The term pulmonary hypertension refers to a type of high blood pressure. In pulmonary hypertension, the high blood pressure measurements pertain to the amount of pressure that is required for the heart to move blood through the lung arteries.
Systemic blood pressure measures the pressure in the arm's brachial artery. This blood pressure measurement reveals how effectively the heart is moving oxygenated blood from the heart to the other parts of the body. Pulmonary blood pressure is focused only on the blood flow within the lungs. The two blood pressure readings are typically different since they focus on such different things.
Pulmonary hypertension symptoms can vary by person. Typically, patients experience exhaustion, dizziness, breathing problems or all of these symptoms.
In primary pulmonary hypertension, the patient does not have an underlying heart disease, pulmonary disease or other serious illness. Primary pulmonary hypertension is most common in females between the ages of 21 and 40. The use of certain prescription appetite suppressants has been linked to some primary pulmonary hypertension cases. In secondary pulmonary hypertension, a pre-existing disease like heart disease or lung disease is present.

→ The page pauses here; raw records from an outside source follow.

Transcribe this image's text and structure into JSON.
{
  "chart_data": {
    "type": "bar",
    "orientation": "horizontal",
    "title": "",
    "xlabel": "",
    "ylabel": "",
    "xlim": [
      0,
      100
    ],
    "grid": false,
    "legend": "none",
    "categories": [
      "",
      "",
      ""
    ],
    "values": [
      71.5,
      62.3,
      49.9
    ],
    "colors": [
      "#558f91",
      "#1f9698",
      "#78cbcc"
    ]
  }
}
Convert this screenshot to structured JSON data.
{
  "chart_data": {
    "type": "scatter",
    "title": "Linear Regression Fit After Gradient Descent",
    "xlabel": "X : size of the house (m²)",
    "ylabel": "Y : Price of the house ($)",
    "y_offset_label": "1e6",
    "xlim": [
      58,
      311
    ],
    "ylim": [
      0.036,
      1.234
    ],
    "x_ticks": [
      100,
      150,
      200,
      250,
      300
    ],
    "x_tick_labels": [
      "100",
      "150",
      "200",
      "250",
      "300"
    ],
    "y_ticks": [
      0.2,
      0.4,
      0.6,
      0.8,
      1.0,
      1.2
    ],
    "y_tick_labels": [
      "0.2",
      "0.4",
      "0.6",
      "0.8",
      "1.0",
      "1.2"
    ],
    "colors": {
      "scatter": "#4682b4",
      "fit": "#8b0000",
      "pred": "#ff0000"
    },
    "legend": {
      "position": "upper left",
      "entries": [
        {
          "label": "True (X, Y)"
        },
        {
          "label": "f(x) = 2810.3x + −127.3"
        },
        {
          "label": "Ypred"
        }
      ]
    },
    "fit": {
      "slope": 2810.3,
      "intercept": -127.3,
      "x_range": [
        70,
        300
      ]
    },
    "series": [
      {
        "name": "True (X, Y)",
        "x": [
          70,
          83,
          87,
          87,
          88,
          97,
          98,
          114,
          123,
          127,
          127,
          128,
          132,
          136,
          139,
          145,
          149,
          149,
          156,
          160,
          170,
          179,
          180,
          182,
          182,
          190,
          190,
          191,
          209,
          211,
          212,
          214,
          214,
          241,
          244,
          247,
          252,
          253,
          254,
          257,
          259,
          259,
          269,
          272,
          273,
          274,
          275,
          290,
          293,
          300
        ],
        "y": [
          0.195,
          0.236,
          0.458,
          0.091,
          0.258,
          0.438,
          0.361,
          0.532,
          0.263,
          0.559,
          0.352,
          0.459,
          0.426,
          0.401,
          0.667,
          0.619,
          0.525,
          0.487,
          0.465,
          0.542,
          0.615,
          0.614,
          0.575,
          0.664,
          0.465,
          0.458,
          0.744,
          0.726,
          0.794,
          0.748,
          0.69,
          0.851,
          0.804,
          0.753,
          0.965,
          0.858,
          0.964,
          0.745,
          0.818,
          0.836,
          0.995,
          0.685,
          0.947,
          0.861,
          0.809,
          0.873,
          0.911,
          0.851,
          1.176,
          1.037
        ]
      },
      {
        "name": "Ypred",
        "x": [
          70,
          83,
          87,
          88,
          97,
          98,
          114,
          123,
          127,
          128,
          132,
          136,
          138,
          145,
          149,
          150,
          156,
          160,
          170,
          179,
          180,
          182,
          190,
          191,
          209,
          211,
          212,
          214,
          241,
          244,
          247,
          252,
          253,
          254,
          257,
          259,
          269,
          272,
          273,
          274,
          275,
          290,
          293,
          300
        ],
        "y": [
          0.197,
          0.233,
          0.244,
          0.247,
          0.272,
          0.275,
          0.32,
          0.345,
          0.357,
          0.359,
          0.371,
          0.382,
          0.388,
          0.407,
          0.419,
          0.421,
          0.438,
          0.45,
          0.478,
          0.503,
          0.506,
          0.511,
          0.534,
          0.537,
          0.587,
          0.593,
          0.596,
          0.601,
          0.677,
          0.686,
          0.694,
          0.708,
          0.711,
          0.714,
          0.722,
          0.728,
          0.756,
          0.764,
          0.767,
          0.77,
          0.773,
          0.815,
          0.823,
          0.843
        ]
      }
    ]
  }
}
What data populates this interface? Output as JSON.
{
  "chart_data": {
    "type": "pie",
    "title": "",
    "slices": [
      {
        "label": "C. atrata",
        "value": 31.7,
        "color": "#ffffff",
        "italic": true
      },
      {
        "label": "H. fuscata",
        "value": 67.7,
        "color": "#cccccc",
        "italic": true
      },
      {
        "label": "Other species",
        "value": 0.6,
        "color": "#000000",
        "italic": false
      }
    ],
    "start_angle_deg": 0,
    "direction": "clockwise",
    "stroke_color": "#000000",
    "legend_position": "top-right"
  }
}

A lung disease specialist can help with pulmonary hypertension in several ways. Diuretics, blood thinners, and prescription medications made to lower pulmonary hypertension are effective for many patients. Medications to help the heart work more effectively may be used and oxygen therapy may be needed for some patients. Lifestyle changes can also be very helpful. Patients should stop smoking and should be cautious about exposure to high altitudes. Regular exercise can be highly beneficial for pulmonary hypertension patients. The doctor can create a list of specific recommendations that will allow a pulmonary hypertension patient to live the fullest life possible.